DEDESİ ABDÜLMUTTALİP'İN EVİ
Hz. Muhammed'in dedesi Abdülmuttalip'in evi, plato şehirdeki Mekke'nin ortasında bulunan Kabe'nin hemen yanında. Kapı açılınca sizi avluda bir hurma ağacı karşılıyor. Ayakkabılarımızı çıkarıp evin içine giriyoruz. Filmin kimi önemli sahnelerinin çekildiği bu evde filmde gördüğümüz eşyalar yerli yerinde duruyor.
KABE'NİN İÇİNDEN
Filmde Kabe'nin içini de görüyoruz. Bunun için platoyu gezerken Kabe'nin içine girmek istediğimizi söylüyoruz."Tamam" deniyor. Kabe'nin içinde filmde de görülen dönemin putları bulunuyor. Kimi fermanlar da duvarlarda asılı. Putların, fermanların o döneme uygun bir şekilde yapıldığını söylüyor yetkililer
İKİNCİ VE ÜÇÜNCÜ FİLM DE ÇEKİLECEK
40 milyon dolar bütçeli Hz. Muhammed: Allah'ın Elçisi'nin dünyada seyirciden ilgi görmesi halinde projenin ikinci ve üçüncü filminin de çekilmesi planlanıyor. İkinci filmde Hz. Muhammed'in 14 yaşından peygamber olduğu döneme kadar süreç anlatılacak. Üçüncü filmdeyse peygamberliğini ilan ettikten sonraki dönem. İlk filmde Medine'de çekim yapılmasa da sonraki filmlerde Medine şehrinde çekimler yapılacak. Biz, Noor Sinema Şehri'ne gelince Medine'yi de ziyaret ettik. Mekke'ye göre daha yeşillik ve sulak. Evler inşaa edilmiş ama iç dekorasyon henüz bitmemiş.
BUSRA DA İNŞA EDİLDİ
Sadece Mekke ve Medine değil, filmde Hz. Muhammed Şam yolculuğuna çıktığında konakladığı Busra da inşa edilmiş. Hemen Mekke şehrinin 200 metre arkasına devasa bir kale yapılmış. Kalenin içinde kilise ve avlusu, pazar yeri bulunuyor. Kalenin dışındaysa Roma sütunlarından oluşan bir yol var. Filmde Rahip Bahira, Hz. Muhammed'in seçilmiş olduğunu anlıyor. Hz. Muhammed'in hayatının tehlikede olduğunu Ebu Talip'e anlatıp ona peygamberi tekrar Mekke'ye geri götürmesi gerektiğini söylüyor. Filmde Hz. Muhammed'in kiliseye girdiği etkili bir sahne var. O sahne işte burada çekilmiş.

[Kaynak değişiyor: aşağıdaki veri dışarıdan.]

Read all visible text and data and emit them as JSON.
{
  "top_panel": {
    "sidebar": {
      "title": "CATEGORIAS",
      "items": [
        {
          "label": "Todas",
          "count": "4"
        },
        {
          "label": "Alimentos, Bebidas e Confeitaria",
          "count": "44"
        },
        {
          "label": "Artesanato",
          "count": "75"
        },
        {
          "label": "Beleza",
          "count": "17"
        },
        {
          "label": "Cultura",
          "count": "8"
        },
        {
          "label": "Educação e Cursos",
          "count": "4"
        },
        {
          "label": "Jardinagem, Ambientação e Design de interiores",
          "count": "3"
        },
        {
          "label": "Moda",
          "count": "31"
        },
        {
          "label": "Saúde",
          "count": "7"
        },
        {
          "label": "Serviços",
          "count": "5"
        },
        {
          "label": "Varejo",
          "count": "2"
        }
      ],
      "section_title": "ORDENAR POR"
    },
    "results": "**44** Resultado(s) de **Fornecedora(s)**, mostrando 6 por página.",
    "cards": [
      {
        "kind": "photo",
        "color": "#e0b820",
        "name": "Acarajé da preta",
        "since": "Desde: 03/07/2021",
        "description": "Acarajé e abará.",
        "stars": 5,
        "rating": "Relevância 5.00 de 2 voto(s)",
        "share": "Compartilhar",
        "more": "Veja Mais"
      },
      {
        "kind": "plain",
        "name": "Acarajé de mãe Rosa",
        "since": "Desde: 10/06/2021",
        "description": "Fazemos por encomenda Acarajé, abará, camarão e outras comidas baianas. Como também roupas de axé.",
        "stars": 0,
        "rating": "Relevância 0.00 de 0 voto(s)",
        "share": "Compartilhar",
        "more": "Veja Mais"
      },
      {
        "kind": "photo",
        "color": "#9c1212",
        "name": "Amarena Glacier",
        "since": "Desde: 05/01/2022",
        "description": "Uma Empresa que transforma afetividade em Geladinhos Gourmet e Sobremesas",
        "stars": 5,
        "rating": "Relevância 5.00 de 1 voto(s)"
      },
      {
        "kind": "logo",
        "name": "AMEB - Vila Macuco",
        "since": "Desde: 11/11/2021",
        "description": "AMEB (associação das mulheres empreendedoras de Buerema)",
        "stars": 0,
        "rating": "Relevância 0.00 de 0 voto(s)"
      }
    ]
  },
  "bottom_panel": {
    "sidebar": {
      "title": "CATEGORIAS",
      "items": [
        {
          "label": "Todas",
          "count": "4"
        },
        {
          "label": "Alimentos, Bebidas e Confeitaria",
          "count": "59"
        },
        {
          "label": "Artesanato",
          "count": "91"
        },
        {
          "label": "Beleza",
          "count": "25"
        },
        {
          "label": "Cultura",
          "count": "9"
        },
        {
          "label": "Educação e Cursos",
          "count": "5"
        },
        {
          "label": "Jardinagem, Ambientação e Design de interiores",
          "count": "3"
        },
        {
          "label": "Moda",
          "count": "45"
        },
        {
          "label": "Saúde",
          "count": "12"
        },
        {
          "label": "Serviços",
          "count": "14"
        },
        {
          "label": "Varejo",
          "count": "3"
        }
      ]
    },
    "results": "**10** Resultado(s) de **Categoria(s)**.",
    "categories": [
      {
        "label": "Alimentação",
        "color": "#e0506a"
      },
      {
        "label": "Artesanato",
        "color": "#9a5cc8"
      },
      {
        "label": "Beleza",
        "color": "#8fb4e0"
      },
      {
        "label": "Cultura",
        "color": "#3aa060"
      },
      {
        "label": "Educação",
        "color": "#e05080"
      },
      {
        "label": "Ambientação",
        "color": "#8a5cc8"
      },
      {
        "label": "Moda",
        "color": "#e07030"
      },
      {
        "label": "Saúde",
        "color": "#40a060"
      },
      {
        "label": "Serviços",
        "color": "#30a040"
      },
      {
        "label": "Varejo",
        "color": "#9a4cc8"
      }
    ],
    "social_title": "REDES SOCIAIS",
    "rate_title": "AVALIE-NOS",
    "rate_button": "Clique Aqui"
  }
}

PLATO BİR AY SONRA ZİYARETE AÇILACAK
Noor Sinema Şehri'nde görevliler ve şehir içinde kalan Allah Yar köyünde yaşayanlar dışında şimdilik kimse yok. Fakat bir ay sonra burasının ziyarete açılması planlanıyor. Bunun için de çalışmalar yürütülüyor. Ama buraya sinemacıların ya da ziyaretçilerin dışında akademik dünyanın da ilgi göstermesi için kimi çalışmalar yapılıyor. Platoda büyük bir kütüphane ve çalışma ofisleri kurulması için hazırlıklar başlamış. Böylece İslamiyet ile özellikle de ilk yıllarıyla ilgili araştırma yapacak kişilere imkan tanınacak. Ayrıca hem film ekiplerinin hem ziyaretçilerin hem de akademisyenlerin kalması için büyük bir otelin yapımına başlanmış. Çünkü Tahran-Kum arasında kalan plato şehre, Tahran'dan gelip gitmek biraz zor.